C4 Photosynthesis (The Effects of Leaf Development on the CO2-Concentrating Mechanism and Photorespiration in Maize).


The effect of O2 on photosynthesis was determined in maize (Zea mays) leaves at different developmental stages. The optimum level of O2 for maximum photosynthetic rates was lower in young and senescing tissues (2-5 kPa) than in mature tissue (9 kPa). Inhibition of photosynthesis by suboptimal levels of O2 may be due to a requirement for functional mitochondria or to cyclic/pseudocyclic photophosphorylation in chloroplasts; inhibition by supraoptimal levels of O2 is considered to be due to photorespiration.

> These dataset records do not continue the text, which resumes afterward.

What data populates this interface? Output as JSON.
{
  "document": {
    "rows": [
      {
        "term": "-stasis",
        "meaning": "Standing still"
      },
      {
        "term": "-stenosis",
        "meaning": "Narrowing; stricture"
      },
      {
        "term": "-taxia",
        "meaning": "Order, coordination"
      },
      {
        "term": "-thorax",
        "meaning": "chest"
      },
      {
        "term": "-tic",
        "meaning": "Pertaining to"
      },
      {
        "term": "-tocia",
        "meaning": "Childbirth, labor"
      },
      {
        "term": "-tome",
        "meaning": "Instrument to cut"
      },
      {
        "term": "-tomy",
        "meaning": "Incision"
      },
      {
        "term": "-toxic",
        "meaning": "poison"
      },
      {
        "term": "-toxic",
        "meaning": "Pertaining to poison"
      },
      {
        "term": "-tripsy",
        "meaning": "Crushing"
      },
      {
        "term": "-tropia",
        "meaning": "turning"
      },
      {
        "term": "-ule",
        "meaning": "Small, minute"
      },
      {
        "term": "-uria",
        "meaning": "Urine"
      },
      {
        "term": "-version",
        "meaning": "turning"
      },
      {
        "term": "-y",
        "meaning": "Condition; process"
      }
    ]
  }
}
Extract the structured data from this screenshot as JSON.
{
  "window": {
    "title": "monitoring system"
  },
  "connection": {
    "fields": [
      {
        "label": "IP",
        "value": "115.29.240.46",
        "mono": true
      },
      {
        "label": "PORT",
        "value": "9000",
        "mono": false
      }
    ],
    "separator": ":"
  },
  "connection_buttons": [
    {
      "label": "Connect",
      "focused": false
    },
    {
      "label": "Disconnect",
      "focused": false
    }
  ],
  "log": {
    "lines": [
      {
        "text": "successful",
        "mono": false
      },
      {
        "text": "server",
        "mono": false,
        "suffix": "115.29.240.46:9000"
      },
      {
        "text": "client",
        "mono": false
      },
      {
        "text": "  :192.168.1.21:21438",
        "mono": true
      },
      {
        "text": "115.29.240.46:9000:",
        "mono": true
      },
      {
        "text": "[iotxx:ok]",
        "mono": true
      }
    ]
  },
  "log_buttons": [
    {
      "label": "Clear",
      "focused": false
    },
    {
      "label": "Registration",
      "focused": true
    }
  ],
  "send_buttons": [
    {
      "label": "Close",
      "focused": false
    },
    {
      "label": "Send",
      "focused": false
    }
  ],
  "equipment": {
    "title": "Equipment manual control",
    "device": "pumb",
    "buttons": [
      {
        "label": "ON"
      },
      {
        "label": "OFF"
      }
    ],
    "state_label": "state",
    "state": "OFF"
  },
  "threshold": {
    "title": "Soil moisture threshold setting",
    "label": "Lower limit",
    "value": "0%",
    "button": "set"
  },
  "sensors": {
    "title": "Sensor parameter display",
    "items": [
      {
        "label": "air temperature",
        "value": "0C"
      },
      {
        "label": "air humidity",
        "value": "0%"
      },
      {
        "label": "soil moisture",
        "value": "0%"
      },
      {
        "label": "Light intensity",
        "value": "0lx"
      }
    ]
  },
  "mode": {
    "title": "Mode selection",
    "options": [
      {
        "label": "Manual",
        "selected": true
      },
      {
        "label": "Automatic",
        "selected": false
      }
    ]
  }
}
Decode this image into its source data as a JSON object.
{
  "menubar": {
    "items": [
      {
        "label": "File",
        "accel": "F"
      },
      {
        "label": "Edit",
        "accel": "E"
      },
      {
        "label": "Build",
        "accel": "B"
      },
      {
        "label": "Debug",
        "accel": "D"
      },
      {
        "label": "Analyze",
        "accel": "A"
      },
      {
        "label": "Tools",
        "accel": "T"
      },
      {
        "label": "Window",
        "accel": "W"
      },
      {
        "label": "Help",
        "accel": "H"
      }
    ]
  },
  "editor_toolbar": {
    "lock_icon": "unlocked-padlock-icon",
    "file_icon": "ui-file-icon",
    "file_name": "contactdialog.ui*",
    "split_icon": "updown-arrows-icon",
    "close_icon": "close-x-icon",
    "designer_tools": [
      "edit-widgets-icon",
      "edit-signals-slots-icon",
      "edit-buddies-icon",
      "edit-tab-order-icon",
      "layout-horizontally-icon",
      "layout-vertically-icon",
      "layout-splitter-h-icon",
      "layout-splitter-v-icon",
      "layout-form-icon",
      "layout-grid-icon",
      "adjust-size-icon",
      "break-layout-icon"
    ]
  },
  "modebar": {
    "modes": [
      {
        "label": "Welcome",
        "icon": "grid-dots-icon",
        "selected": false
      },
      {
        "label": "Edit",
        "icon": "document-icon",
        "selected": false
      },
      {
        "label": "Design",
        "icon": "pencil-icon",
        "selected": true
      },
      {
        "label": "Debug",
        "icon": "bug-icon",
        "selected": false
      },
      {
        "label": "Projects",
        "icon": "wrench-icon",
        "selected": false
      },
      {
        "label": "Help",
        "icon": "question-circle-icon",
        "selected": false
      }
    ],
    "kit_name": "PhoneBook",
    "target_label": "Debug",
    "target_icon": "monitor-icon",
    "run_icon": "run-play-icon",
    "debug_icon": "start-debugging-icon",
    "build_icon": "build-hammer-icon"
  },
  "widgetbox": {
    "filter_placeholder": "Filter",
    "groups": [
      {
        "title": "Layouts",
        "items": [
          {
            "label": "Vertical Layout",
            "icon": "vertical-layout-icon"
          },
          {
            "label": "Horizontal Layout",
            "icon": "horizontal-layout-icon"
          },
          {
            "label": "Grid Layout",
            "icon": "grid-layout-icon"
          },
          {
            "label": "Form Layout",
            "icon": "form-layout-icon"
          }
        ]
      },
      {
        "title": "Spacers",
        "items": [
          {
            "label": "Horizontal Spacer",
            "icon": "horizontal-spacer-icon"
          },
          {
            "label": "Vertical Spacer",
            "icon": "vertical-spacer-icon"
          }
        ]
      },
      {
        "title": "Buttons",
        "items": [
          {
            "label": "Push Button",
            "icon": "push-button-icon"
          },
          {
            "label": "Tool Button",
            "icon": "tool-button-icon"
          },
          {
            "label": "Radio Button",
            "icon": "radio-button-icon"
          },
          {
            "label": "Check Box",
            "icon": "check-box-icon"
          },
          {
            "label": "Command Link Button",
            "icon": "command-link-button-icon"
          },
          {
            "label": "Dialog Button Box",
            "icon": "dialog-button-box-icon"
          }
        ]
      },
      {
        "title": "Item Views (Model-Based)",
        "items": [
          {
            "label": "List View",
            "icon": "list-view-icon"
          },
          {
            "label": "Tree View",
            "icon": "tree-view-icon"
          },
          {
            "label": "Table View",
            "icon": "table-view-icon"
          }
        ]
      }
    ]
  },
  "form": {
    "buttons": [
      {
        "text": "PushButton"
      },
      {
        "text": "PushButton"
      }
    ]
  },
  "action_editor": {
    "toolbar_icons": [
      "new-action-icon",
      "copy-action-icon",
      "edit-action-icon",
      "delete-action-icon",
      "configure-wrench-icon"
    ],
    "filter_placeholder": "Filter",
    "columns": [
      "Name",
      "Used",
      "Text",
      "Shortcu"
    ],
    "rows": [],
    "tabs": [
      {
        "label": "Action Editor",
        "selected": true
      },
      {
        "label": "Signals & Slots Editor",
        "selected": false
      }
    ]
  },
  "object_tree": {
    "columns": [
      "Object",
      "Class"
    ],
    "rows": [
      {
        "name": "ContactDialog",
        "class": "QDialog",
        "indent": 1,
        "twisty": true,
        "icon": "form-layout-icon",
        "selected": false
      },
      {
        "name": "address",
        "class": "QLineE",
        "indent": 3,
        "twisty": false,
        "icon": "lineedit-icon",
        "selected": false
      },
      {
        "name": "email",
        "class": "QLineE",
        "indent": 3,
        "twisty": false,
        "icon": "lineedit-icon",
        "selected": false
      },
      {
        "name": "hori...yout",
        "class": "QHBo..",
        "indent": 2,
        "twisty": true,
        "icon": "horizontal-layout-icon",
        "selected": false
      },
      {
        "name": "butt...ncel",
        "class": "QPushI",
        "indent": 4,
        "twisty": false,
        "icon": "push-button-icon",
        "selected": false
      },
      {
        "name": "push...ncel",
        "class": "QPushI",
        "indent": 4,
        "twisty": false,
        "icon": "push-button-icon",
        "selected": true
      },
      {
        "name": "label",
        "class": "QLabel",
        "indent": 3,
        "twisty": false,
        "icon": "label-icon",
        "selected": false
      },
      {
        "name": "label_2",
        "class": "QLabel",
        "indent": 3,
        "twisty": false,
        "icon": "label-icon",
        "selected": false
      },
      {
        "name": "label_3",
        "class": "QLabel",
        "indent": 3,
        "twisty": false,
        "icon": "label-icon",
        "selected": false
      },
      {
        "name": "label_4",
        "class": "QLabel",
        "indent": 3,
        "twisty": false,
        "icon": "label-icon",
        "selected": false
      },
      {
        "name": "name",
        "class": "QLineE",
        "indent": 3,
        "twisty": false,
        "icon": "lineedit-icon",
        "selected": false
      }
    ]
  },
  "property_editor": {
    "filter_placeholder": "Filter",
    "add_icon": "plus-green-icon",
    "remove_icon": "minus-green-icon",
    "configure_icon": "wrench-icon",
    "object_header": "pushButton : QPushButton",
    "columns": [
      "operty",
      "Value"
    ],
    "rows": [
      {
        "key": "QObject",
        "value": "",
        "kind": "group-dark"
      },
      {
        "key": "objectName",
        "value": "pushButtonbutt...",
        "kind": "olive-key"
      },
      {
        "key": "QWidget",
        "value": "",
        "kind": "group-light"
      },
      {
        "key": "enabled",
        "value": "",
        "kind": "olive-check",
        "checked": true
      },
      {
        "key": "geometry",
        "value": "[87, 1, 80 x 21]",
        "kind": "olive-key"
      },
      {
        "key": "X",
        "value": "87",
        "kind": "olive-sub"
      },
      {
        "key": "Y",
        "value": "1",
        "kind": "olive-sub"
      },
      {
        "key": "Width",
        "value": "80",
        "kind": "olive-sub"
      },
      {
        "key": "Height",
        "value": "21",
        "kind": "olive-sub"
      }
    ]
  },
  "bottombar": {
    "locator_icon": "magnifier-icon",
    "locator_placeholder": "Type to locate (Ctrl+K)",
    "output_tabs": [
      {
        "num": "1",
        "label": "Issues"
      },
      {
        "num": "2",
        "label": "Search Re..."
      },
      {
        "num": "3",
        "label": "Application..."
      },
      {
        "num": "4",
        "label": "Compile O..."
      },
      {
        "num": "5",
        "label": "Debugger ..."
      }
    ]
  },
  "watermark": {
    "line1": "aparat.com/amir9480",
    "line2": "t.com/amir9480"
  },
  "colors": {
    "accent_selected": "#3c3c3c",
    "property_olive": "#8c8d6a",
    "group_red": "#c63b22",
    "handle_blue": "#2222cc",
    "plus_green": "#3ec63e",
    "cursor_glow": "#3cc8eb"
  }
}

Analysis of a range of developmental stages (along the leaf blade and at different leaf ages and positions) showed that the degree of inhibition of photosynthesis by supraoptimal levels of O2 increased rapidly once the ribulose-1,5-bisphosphate carboxylase/oxygenase and chlorophyll contents were below a critical level and was similar to that of C3 plants. Tissue having a high sensitivity of photosynthesis to O2 may be less effective in concentrating CO2 in the bundle sheath cells due either to limited function of the C4 cycle or to higher bundle sheath conductance to CO2. An analysis based on the kinetic properties of ribulose-1,5-bisphosphate carboxylase/oxygenase was used to predict the maximum CO2 level concentrated in bundle sheath cells at a given degree of inhibition of photosynthesis by supraoptimal levels of O2.